Today during class we finalized our discussion on multicollinearity and started talking about model building. Some ways the know if predictors should be added or not is to run t-test, F-test, AIC of Mallow’s \({Cp}\). The one used most often in practice is the AIC or the Akaike Information Criteria. Better models will have a lower AIC score and you would need a difference of 10 or more to justify a more complex model. It is important ot mension that the numbers mean nothing on their own and must be used as a comparison. In this example I used both ANOVA and AIC to justify my model building.

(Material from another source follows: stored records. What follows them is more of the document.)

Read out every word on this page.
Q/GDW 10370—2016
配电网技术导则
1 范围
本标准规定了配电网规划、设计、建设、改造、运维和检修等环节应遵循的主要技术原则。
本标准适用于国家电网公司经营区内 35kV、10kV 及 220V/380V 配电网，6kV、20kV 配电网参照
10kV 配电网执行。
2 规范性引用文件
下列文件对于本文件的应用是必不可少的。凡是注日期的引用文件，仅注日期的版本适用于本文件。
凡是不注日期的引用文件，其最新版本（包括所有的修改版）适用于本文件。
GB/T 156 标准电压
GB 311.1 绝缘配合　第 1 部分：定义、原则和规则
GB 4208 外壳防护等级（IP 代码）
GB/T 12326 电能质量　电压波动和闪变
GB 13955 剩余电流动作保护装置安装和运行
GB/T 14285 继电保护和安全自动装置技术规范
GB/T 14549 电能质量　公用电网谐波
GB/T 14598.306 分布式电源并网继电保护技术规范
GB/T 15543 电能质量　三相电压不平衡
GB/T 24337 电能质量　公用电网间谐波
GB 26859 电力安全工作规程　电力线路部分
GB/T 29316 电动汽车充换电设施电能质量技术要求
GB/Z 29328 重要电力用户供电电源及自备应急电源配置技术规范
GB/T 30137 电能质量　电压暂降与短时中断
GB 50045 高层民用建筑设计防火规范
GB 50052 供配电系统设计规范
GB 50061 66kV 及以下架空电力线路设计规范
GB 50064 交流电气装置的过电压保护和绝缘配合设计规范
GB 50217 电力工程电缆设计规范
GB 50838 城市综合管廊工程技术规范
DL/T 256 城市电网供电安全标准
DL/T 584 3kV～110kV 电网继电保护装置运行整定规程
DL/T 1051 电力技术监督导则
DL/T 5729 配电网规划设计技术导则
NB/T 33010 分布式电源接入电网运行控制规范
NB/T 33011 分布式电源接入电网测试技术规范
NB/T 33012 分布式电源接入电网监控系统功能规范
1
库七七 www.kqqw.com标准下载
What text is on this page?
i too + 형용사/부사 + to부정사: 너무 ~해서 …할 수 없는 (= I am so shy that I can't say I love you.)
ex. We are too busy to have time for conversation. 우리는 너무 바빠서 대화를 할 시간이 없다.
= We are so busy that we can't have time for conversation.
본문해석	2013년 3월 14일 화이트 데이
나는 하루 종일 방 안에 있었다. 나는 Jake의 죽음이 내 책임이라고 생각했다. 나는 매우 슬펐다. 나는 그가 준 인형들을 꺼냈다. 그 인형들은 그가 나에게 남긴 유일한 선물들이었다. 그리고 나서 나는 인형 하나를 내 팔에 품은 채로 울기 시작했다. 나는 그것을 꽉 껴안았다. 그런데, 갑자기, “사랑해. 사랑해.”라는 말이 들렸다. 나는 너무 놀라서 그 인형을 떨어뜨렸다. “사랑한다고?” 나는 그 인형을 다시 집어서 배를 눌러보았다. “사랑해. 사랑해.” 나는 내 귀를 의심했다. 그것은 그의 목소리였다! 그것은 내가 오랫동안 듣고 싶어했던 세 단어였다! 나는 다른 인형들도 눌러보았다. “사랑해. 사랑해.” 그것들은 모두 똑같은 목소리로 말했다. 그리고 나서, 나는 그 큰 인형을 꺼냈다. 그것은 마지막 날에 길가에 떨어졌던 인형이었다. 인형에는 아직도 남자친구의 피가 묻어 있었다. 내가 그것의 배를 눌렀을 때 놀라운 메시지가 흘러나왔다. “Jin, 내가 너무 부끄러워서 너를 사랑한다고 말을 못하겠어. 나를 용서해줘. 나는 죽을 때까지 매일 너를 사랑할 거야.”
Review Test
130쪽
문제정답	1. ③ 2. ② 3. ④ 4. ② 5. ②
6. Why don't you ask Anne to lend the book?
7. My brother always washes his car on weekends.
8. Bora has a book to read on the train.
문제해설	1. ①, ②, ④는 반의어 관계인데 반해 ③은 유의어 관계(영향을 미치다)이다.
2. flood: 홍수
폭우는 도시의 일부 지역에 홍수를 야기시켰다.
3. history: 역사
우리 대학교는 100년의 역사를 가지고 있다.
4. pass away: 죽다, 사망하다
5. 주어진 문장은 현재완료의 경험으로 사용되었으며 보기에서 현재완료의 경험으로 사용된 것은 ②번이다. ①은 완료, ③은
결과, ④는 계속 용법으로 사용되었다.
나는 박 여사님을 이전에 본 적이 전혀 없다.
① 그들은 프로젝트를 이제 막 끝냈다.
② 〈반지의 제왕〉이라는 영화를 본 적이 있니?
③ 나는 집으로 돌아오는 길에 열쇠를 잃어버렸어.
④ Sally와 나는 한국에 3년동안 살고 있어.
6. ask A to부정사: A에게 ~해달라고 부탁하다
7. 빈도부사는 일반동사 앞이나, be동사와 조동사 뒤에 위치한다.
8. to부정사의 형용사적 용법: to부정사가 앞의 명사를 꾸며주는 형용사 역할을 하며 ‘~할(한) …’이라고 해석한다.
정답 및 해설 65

There are three different types of model building:
Forward Selection: starting simple, adding more predictors using test/predictors
Backward Elimination: starting with all the predictors and drop one at a time
All Subsets: Looking at every possible iteration of the model and comparing.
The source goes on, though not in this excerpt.